Cork selector Pat Ryan says the Leesiders’ Munster SHC quarter-final loss to Tipperary means they’re “probably going in with a bit of trepidation” to tonight’s All-Ireland qualifier clash with Dublin (Páirc Uí Rinn, 7pm).
The heavy provincial defeat to Tipp was “unacceptable”, says the Sars clubman: “The Tipp game was very disappointing — more than that, it was a letdown because we thought we’d perform a lot better than that,” says Ryan.
“We know Tipperary are a very good side, but our performance on the day was totally unacceptable in terms of what we expect from the lads and what they expect from themselves.
“There were a lot of things that went wrong, obviously we’ll be looking at rectifying those Saturday. After the Tipp game we looked at everything — how we’re training, the rest, the physical side, everything to try to get a different tune out of the lads, and hopefully we’ll see a better performance tonight.
“We’re probably going in with a bit of trepidation after a defeat like that.”
Ryan acknowledged Cork’s tactics didn’t work in that loss. “People will obviously talk about the sweeper and so on but if you look at it, it wasn’t really a sweeper we played. A sweeper normally plays 45m from goal, while what we had was really a second full-back.
“And that worked to the degree that we kept Seamus Callanan as quiet as he’s been in a long while, but we just didn’t use the ball well enough and didn’t work hard enough up the field, we didn’t make ourselves available for William Egan, who probably had the most possessions of any player.
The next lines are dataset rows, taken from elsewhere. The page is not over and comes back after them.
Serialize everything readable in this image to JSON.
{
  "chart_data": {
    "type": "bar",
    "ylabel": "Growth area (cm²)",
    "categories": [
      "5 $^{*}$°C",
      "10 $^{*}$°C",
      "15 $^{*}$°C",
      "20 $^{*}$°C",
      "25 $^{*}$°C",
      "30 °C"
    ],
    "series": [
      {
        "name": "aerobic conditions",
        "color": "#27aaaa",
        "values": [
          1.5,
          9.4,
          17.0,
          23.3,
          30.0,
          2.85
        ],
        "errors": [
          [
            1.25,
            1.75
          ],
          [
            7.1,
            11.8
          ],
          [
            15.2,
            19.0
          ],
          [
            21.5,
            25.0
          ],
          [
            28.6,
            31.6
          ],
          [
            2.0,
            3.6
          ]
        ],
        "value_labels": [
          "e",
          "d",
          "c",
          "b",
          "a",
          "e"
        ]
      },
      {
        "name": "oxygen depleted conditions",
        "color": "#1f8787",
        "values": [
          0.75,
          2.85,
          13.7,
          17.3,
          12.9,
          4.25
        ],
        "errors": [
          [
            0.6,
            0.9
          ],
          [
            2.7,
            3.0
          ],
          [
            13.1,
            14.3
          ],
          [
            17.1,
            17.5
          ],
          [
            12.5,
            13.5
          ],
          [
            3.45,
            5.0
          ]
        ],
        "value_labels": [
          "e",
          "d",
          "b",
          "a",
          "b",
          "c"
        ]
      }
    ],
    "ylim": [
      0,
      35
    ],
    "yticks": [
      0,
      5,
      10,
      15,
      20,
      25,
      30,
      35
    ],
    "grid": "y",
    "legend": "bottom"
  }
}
“In terms of cutting off the supply to Callanan it worked, but our use of ball didn’t. That’s where we let ourselves down.
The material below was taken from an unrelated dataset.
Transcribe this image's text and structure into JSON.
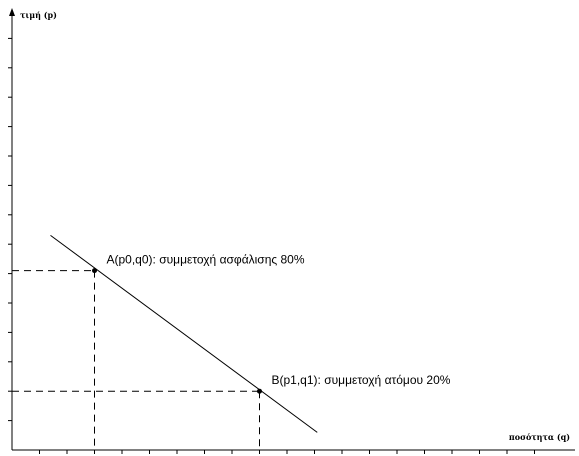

“To hold Tipp to one half-shot on goal was good, and that’s what we were trying to do, but we didn’t use the ball on the other side.”
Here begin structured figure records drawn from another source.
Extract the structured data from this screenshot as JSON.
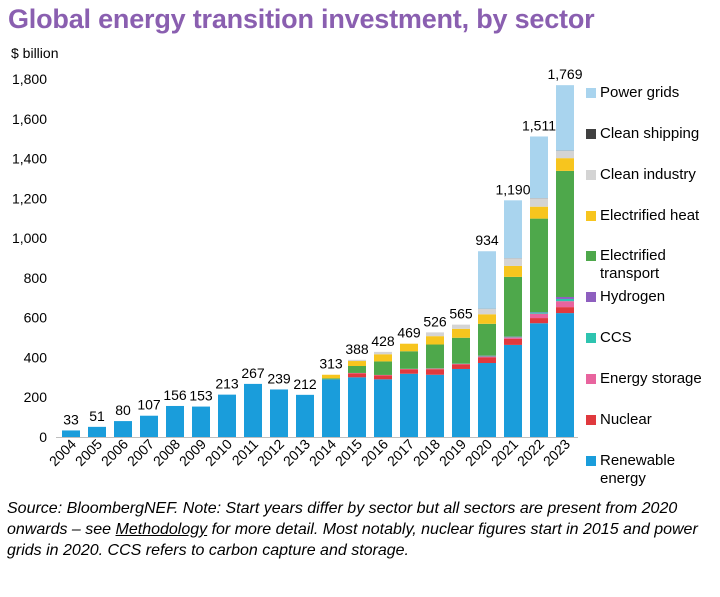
{
  "title": "Global energy transition investment, by sector",
  "colors": {
    "title": "#8a5fb0",
    "renewable": "#1a9ddb",
    "nuclear": "#e0393e",
    "storage": "#e8649e",
    "ccs": "#2ec4b0",
    "hydrogen": "#8e5fbf",
    "transport": "#4ea84b",
    "heat": "#f7c51e",
    "industry": "#d4d4d4",
    "shipping": "#404040",
    "grids": "#a9d4ee"
  },
  "chart_data": {
    "type": "bar",
    "stacked": true,
    "ylabel": "$ billion",
    "ylim": [
      0,
      1800
    ],
    "yticks": [
      0,
      200,
      400,
      600,
      800,
      1000,
      1200,
      1400,
      1600,
      1800
    ],
    "ytick_labels": [
      "0",
      "200",
      "400",
      "600",
      "800",
      "1,000",
      "1,200",
      "1,400",
      "1,600",
      "1,800"
    ],
    "grid": false,
    "legend_position": "right",
    "categories": [
      "2004",
      "2005",
      "2006",
      "2007",
      "2008",
      "2009",
      "2010",
      "2011",
      "2012",
      "2013",
      "2014",
      "2015",
      "2016",
      "2017",
      "2018",
      "2019",
      "2020",
      "2021",
      "2022",
      "2023"
    ],
    "totals": [
      33,
      51,
      80,
      107,
      156,
      153,
      213,
      267,
      239,
      212,
      313,
      388,
      428,
      469,
      526,
      565,
      934,
      1190,
      1511,
      1769
    ],
    "total_labels": [
      "33",
      "51",
      "80",
      "107",
      "156",
      "153",
      "213",
      "267",
      "239",
      "212",
      "313",
      "388",
      "428",
      "469",
      "526",
      "565",
      "934",
      "1,190",
      "1,511",
      "1,769"
    ],
    "series": [
      {
        "name": "Renewable energy",
        "color": "#1a9ddb",
        "values": [
          33,
          51,
          80,
          107,
          156,
          153,
          213,
          267,
          239,
          212,
          290,
          300,
          290,
          318,
          313,
          342,
          372,
          463,
          572,
          623
        ]
      },
      {
        "name": "Nuclear",
        "color": "#e0393e",
        "values": [
          0,
          0,
          0,
          0,
          0,
          0,
          0,
          0,
          0,
          0,
          0,
          20,
          20,
          22,
          28,
          23,
          28,
          30,
          26,
          30
        ]
      },
      {
        "name": "Energy storage",
        "color": "#e8649e",
        "values": [
          0,
          0,
          0,
          0,
          0,
          0,
          0,
          0,
          0,
          0,
          0,
          2,
          2,
          2,
          3,
          3,
          5,
          8,
          22,
          30
        ]
      },
      {
        "name": "CCS",
        "color": "#2ec4b0",
        "values": [
          0,
          0,
          0,
          0,
          0,
          0,
          0,
          0,
          0,
          0,
          0,
          0,
          0,
          1,
          1,
          1,
          3,
          3,
          6,
          11
        ]
      },
      {
        "name": "Hydrogen",
        "color": "#8e5fbf",
        "values": [
          0,
          0,
          0,
          0,
          0,
          0,
          0,
          0,
          0,
          0,
          0,
          0,
          0,
          0,
          0,
          0,
          1,
          1,
          2,
          10
        ]
      },
      {
        "name": "Electrified transport",
        "color": "#4ea84b",
        "values": [
          0,
          0,
          0,
          0,
          0,
          0,
          0,
          0,
          0,
          0,
          5,
          35,
          68,
          88,
          120,
          130,
          160,
          300,
          470,
          634
        ]
      },
      {
        "name": "Electrified heat",
        "color": "#f7c51e",
        "values": [
          0,
          0,
          0,
          0,
          0,
          0,
          0,
          0,
          0,
          0,
          18,
          25,
          36,
          38,
          42,
          45,
          48,
          55,
          60,
          64
        ]
      },
      {
        "name": "Clean industry",
        "color": "#d4d4d4",
        "values": [
          0,
          0,
          0,
          0,
          0,
          0,
          0,
          0,
          0,
          0,
          0,
          6,
          12,
          0,
          19,
          21,
          27,
          38,
          42,
          37
        ]
      },
      {
        "name": "Clean shipping",
        "color": "#404040",
        "values": [
          0,
          0,
          0,
          0,
          0,
          0,
          0,
          0,
          0,
          0,
          0,
          0,
          0,
          0,
          0,
          0,
          1,
          1,
          1,
          1
        ]
      },
      {
        "name": "Power grids",
        "color": "#a9d4ee",
        "values": [
          0,
          0,
          0,
          0,
          0,
          0,
          0,
          0,
          0,
          0,
          0,
          0,
          0,
          0,
          0,
          0,
          289,
          291,
          310,
          329
        ]
      }
    ]
  },
  "legend": [
    {
      "label": "Power grids",
      "color": "#a9d4ee"
    },
    {
      "label": "Clean shipping",
      "color": "#404040"
    },
    {
      "label": "Clean industry",
      "color": "#d4d4d4"
    },
    {
      "label": "Electrified heat",
      "color": "#f7c51e"
    },
    {
      "label": "Electrified transport",
      "color": "#4ea84b"
    },
    {
      "label": "Hydrogen",
      "color": "#8e5fbf"
    },
    {
      "label": "CCS",
      "color": "#2ec4b0"
    },
    {
      "label": "Energy storage",
      "color": "#e8649e"
    },
    {
      "label": "Nuclear",
      "color": "#e0393e"
    },
    {
      "label": "Renewable energy",
      "color": "#1a9ddb"
    }
  ],
  "source": {
    "before": "Source: BloombergNEF. Note: Start years differ by sector but all sectors are present from 2020 onwards – see ",
    "link": "Methodology",
    "after": " for more detail. Most notably, nuclear figures start in 2015 and power grids in 2020. CCS refers to carbon capture and storage."
  }
}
Ryan rejects suggestions Cork don’t have quality players but says the standard of championship hurling in the county must improve.
“There may be a feeling out there that we don’t have players as good as what we had, but I don’t buy into that. I wouldn’t have gotten involved if we didn’t have good hurlers.
“Everyone’s on a short leash now, but at the same time the players put in a huge effort. We can’t fault their effort or desire to play. With the exception of Pa O’Callaghan, who was unavailable at the start of the year, I don’t think there’s anyone out there that people can say, ‘he should be on the panel’.
“The game has moved on a small bit from where we were — looking at the club game in Cork, and I’ve been involved with Sars there for the last few years, the standard isn’t as high as it should be.
“We’re not playing championship matches regularly enough, there isn’t a real aggressive side to the matches — and maybe that suited us with Sars, because people would have said we had nice hurlers — but I think we’re not playing enough honest-to-God championship matches within the county.
“Looking at Sars, they have one match played and if Cork progress they probably won’t play again until August. And we want Cork to progress, which would be great, but the knock-on is that it postpones games.
“Other counties are going with a group format in their championship and I think that would help. There’s a lot of work going on and good players are coming through, but the only way they’ll develop — the only way they’ll stay involved in hurling — is if they get regular championship games.”
Cork must deal with the expectation of a home crowd tonight — as well as the memory of a ten-point defeat by Dublin in the league earlier this year. “From our perspective we’d be saying that the league didn’t matter, but if we’d beaten Dublin you’d be saying the league does matter,” says Ryan.
“Dublin are a very good side — their first half against Kilkenny was very good, even if Kilkenny got a bit of a run on them at the start of the second half, which Kilkenny have been doing to teams for years, and they fell away a bit. Even for that game, though, they were missing a couple of their better players...
“For us, you could talk about performances and so on, but we just have to get a win on Saturday night, that’s all. The Cork public will be expecting a win, even though it’s a 50-50 game. The public will expect to win — and we’ll be expecting to win as well, but that can only happen if we bring the workrate and the physicality and the desire to it.
“We feel our lads have the hurling and the fitness but we need to match Dublin and get past them. What we need is something like the Kilkenny league game in Páirc Uí Rinn, where there was a fantastic atmosphere and a good performance. There’s an onus on us all, players and management, to replicate that.
“Tonight there might be a return to a more traditional way of playing. We’re on our home patch and we’ll have to give the crowd something to shout about straight off.”